Sterling Rock Gym Review
Cons: Not versatile, rough, heavy even for such a short rope (did you say training weight?)
Manufacturer: Sterling Rope
Our Analysis and Test Results
The 10.4 mm gym rope is a pretty standard rope to use at a gym. It can either be the rope placed there for top-ropes, or it could be short rope supplied (by yourself or the gym) for leading. In either case, this rope is made to be burly with an extra durable sheath construction so that it can take heavy usage for a longer period of time.
Gyms seem to run things two ways- you have to supply your own lead rope (which tends to mean you know how to lead) or they give you a rope. Either way it is nice to use a shorter rope, because you never need 60 meters to climb 40 feet, and who wants to wear out their nice rope indoors? At first I thought since it would just be for sport climbing that a skinny rope would be preferable, but then I realized I could probably take twice as many falls on a 10.4 and as a gym rope it would last quite a while. (Isn't training in the gym a lot about preparing by whipping anyways?)
For a top-rope rope- this rope works quite well because it is so burly. Features that would not make it desirable for your outdoor rope actually make it better for indoors, for example it feels rough as it feeds through belay devices, but it has a lot of friction, which is perfect for the beginning belayer in the gym.
In part because of its burliness, the weave is thick on the sheath which is rough and does not glide or feed through belay devices well. This does add some friction to the belay, but it is rough on the hands and leaves them with a semi-chapped feeling after a lot of use.
At 67 g/m, this rope is quite heavy, however if you only use it in the gym, the weight doesn't matter as much since you aren't carrying it on approaches or dragging it up 100 foot climbs.

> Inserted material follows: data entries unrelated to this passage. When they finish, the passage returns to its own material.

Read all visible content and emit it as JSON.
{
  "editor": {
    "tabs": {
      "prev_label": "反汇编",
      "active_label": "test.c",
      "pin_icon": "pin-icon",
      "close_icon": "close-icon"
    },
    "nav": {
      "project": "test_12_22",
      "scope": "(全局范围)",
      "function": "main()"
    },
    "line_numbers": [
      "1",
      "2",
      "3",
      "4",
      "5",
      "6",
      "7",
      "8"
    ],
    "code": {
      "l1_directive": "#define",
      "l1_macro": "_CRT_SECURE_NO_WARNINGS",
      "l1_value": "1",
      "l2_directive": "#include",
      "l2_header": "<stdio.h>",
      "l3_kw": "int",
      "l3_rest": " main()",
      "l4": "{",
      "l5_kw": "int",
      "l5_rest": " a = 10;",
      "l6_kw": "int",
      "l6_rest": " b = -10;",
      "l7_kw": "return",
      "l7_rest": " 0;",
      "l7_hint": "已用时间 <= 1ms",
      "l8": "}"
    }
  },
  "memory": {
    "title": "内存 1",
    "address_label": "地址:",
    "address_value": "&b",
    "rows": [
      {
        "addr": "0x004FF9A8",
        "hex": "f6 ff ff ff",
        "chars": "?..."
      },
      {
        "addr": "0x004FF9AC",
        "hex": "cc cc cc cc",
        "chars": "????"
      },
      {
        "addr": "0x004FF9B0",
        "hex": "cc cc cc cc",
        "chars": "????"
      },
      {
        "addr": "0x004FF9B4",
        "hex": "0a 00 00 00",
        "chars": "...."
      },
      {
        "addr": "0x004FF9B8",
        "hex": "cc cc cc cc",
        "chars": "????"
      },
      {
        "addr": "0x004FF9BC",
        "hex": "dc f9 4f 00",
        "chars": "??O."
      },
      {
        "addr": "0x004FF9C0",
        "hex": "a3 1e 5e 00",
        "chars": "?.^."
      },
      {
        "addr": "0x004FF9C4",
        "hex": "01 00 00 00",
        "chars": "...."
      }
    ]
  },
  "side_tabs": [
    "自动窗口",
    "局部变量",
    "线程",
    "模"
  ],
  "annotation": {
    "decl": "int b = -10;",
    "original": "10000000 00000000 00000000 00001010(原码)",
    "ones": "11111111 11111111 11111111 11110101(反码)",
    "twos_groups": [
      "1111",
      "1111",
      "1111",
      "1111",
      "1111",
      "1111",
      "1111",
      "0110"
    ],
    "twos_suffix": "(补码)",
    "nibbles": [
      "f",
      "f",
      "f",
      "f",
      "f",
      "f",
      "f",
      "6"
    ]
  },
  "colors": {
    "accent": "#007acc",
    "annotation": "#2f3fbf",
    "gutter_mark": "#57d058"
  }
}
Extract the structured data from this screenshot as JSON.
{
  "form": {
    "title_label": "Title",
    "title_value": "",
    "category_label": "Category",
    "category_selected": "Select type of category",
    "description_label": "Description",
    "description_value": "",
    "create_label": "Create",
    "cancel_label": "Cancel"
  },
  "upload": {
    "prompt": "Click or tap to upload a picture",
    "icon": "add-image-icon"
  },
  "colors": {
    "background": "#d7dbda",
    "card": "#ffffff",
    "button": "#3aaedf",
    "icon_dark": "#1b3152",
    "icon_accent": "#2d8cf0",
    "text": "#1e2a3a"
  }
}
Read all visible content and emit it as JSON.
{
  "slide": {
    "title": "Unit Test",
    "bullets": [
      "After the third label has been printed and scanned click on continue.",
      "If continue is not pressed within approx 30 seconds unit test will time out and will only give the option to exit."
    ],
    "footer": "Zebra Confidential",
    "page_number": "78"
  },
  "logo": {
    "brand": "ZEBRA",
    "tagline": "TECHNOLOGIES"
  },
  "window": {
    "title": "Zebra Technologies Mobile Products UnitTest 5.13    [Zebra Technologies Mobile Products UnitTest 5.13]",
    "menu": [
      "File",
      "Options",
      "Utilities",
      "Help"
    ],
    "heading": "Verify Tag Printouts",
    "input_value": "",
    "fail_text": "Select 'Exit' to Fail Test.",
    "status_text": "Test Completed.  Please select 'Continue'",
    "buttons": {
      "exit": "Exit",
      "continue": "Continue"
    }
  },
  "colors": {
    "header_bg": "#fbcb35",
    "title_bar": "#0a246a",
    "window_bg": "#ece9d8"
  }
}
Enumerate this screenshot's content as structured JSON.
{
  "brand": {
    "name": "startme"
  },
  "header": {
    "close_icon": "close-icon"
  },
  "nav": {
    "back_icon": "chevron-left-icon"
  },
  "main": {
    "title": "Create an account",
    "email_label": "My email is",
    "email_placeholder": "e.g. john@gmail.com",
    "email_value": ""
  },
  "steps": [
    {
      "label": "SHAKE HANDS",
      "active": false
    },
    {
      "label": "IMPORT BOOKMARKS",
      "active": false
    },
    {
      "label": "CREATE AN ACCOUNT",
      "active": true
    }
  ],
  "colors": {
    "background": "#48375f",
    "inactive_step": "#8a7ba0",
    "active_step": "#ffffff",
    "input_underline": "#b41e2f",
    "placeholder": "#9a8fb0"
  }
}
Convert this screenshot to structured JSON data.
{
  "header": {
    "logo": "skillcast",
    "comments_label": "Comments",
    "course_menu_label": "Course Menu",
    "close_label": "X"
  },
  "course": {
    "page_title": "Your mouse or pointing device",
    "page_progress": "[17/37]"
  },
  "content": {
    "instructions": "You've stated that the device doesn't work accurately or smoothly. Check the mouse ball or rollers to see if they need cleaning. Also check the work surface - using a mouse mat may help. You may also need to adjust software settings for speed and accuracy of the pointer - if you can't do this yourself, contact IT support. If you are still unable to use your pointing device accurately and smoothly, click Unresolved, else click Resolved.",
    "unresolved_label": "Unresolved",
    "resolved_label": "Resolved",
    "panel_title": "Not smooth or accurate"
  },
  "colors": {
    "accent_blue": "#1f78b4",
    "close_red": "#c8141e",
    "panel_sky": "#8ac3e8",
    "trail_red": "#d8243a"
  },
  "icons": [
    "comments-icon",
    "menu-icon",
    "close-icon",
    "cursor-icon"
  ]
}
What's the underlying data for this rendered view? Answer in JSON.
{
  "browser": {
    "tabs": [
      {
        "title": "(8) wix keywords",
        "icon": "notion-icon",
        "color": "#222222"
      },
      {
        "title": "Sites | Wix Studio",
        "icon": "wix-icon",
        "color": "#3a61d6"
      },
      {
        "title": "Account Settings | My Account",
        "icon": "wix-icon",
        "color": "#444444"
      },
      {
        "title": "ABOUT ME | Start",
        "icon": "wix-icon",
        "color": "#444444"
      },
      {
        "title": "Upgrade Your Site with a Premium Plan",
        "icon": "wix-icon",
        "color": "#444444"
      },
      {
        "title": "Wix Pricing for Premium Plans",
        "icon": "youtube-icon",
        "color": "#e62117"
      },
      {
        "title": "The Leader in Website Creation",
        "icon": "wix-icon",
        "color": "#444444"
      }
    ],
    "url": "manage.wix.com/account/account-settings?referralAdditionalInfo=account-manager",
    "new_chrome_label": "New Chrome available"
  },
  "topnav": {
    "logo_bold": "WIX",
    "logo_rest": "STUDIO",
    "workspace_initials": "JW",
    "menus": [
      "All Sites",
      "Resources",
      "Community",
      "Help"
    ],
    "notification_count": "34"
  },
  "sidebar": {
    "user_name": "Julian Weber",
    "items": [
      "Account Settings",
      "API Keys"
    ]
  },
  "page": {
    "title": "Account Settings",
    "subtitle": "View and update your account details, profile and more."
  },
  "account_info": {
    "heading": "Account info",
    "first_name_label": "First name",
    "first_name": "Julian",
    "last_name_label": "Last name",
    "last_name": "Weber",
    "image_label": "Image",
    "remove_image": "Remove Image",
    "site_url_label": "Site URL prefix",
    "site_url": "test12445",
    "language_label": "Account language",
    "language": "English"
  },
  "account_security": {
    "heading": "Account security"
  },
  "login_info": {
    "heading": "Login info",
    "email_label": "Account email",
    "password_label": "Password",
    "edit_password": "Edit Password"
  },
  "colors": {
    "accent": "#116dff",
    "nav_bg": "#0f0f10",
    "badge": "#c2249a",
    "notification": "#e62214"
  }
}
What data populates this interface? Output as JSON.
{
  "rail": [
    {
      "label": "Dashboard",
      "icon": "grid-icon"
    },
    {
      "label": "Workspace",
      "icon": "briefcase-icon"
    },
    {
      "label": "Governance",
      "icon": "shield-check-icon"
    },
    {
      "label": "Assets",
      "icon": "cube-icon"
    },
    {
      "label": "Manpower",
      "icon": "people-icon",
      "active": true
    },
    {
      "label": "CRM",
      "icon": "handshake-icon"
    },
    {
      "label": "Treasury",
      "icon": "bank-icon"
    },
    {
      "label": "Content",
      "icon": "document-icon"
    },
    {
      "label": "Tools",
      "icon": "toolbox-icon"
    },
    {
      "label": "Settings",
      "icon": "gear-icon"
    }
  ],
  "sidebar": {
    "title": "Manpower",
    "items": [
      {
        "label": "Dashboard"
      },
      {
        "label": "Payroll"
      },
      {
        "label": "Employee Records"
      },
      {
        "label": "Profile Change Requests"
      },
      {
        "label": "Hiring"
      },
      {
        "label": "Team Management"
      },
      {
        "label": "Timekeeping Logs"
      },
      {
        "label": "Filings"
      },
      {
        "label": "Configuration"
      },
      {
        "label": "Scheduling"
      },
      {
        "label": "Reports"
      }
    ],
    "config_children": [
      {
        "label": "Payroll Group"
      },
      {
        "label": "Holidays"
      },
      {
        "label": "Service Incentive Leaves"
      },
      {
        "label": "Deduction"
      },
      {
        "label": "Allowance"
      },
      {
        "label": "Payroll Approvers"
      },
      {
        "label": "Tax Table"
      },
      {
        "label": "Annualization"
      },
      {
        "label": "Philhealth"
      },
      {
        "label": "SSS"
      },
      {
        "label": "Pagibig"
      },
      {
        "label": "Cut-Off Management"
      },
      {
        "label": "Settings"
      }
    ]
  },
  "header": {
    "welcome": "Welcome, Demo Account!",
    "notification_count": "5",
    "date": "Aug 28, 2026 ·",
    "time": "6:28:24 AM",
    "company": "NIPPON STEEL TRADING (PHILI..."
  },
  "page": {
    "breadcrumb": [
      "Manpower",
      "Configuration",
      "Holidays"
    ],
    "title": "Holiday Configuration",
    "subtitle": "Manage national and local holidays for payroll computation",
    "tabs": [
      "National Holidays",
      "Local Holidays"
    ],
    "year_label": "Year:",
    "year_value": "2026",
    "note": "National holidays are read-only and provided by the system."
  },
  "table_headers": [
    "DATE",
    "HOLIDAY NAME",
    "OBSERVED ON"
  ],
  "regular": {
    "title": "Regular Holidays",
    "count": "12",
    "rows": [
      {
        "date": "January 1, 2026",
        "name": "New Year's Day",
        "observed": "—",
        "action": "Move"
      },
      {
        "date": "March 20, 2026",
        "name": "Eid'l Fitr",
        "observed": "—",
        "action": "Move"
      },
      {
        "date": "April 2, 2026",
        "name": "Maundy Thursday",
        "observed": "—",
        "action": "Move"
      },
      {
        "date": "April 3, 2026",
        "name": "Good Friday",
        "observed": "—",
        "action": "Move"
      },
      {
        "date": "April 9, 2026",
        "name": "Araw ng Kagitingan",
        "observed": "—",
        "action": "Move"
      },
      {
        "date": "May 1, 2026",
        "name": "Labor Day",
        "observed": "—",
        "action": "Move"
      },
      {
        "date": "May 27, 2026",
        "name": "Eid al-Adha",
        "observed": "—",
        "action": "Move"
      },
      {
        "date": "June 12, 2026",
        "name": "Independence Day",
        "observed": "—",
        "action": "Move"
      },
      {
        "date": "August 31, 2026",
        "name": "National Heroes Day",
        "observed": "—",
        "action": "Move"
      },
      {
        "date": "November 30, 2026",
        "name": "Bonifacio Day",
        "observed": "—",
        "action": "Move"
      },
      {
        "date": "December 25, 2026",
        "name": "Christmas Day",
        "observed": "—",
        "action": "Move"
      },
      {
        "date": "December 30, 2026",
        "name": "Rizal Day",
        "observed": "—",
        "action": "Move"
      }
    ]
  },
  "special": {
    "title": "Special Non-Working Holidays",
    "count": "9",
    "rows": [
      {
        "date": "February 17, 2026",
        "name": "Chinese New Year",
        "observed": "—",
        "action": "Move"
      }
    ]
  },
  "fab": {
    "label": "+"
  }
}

After heavy usage as a top-rope the sheath bunches at the end and curls up into a stiff loop. I think this happens to all gym ropes when the belay is always on the same side of the rope, however it is noticeable and undesirable when this happens. This is why gyms tend to flip their ropes over, so that the sheath bunches the other way, to prolong the life of the rope.
Obviously this rope was made for gym climbing, as a top-rope or a lead rope.
This rope will last you a while, especially if you are only using it for training in the gym. It would be worth your money to buy this rope just for the gym, and you can save your nicer, longer ropes for outdoors.